LeetCode

Multiply Strings

2013.12.15 04:07

Given two numbers represented as strings, return multiplication of the numbers as a string.

Note: The numbers can be arbitrarily large and are non-negative.

Solution:

　　I just did a digit-by-digit multiplication. There seemed to be a very complicated O(n * log(n)) solution, using Fast Fourier Transformation.

　　Here is the link to that solution, if you are eager to dip into it: http://hi.baidu.com/aekdycoin/item/0096b386bfadfd2e100ef3dc

　　Also there is an exercise problem on "Introduction to Algorithms", I'll paste my O(n * log(n)) solution here when I understand how it works (^_^)

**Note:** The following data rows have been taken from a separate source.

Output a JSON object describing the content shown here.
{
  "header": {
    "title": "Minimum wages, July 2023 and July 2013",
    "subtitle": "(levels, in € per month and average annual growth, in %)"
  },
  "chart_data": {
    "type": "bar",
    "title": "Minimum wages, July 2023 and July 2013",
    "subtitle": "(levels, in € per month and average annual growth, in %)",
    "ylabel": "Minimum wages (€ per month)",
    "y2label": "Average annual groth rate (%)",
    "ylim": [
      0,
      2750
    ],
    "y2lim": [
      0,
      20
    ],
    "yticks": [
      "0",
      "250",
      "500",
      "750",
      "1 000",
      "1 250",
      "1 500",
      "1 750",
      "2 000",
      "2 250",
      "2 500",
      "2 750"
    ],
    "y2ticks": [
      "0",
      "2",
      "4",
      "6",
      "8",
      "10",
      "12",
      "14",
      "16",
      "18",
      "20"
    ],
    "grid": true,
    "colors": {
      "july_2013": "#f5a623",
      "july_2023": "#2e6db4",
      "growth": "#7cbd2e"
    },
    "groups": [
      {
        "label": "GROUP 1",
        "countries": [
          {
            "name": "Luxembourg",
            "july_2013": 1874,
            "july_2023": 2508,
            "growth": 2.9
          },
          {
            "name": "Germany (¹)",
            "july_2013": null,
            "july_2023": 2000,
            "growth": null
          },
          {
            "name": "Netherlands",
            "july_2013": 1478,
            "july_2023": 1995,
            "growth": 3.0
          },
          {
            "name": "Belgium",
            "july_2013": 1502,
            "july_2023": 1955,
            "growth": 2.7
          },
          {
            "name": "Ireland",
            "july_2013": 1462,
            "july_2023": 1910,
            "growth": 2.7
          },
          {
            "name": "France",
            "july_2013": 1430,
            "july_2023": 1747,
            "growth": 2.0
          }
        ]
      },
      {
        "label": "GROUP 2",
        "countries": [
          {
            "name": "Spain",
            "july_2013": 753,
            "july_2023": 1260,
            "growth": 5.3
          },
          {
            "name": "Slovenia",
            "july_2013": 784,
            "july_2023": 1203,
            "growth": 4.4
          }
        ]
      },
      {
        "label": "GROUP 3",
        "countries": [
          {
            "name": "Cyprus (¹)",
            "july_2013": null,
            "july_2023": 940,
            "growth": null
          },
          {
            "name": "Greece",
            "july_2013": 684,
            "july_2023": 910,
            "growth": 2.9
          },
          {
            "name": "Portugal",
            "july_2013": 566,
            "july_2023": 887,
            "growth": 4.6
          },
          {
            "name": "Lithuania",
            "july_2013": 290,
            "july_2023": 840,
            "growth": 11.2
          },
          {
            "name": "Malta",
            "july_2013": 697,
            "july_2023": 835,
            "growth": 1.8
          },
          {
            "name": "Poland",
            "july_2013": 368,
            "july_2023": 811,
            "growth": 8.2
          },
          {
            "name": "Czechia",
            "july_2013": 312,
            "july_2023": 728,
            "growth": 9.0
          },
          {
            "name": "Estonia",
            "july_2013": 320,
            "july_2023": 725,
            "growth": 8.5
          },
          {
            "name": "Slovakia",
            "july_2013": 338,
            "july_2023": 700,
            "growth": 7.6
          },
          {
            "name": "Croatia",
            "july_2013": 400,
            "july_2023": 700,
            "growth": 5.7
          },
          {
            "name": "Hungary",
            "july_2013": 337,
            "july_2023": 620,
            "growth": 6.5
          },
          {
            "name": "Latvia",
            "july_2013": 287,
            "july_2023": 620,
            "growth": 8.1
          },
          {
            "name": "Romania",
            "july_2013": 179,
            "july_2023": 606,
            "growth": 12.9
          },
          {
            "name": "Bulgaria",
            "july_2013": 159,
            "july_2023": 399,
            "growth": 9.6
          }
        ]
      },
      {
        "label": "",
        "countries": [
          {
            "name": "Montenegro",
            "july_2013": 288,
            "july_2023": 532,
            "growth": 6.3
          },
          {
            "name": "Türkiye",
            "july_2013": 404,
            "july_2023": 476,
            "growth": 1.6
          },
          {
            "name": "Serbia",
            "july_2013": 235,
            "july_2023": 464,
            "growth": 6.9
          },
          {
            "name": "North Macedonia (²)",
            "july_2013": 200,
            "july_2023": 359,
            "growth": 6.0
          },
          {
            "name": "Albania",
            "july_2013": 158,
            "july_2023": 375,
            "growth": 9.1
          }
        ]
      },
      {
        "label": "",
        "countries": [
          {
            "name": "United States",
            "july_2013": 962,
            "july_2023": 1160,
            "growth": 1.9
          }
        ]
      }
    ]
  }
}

　　Time complexity is O(n^2), where n is the length of the array. Space complexity is O(n), since storing the array requires O(n) space.

Accepted code:

// 1CE, 1AC, nice performance
class Solution {
public:
    string multiply(string num1, string num2) {
        // IMPORTANT: Please reset any member data you declared, as
        // the same Solution instance will be reused for each test case.
        if(num1 == "0" || num2 == "0"){
            return "0";
        }
        
        int *a1, *a2, *a3;
        int max_len, n;
        char *buf;

        max_len = num1.length() + num2.length() + 5;
        a1 = new int[max_len];
        a2 = new int[max_len];
        a3 = new int[max_len];
        buf = new char[max_len];
        // 1CE here, declaration for $j missing
        int i, j;
        
        for(i = 0; i < max_len; ++i){
            a1[i] = a2[i] = a3[i] = 0;
            buf[i] = 0;
        }
        
        n = num1.length();
        for(i = 0; i <= n - 1; ++i){
            a1[n - 1 - i] = num1[i] - '0';
        }
        
        n = num2.length();
        for(i = 0; i <= n - 1; ++i){
            a2[n - 1 - i] = num2[i] - '0';
        }
        
        for(i = 0; i < max_len; ++i){
            if(a1[i] == 0){
                continue;
            }
            for(j = 0; i + j < max_len; ++j){
                a3[i + j] += a1[i] * a2[j];
            }
        }
        
        for(i = 0; i < max_len - 1; ++i){
            a3[i + 1] += a3[i] / 10;
            a3[i] %= 10;
        }
        a3[max_len - 1] %= 10;
        i = max_len - 1;
        while(i >=0 && a3[i] == 0){
            --i;
        }
        
        if(i < 0){
            sprintf(buf, "0");
        }else{
            j = 0;
            while(i >= 0){
                buf[j++] = a3[i--] + '0';
            }
        }
        
        string res = string(buf);
        
        delete[] a1;
        delete[] a2;
        delete[] a3;
        delete[] buf;
        return res;
    }
};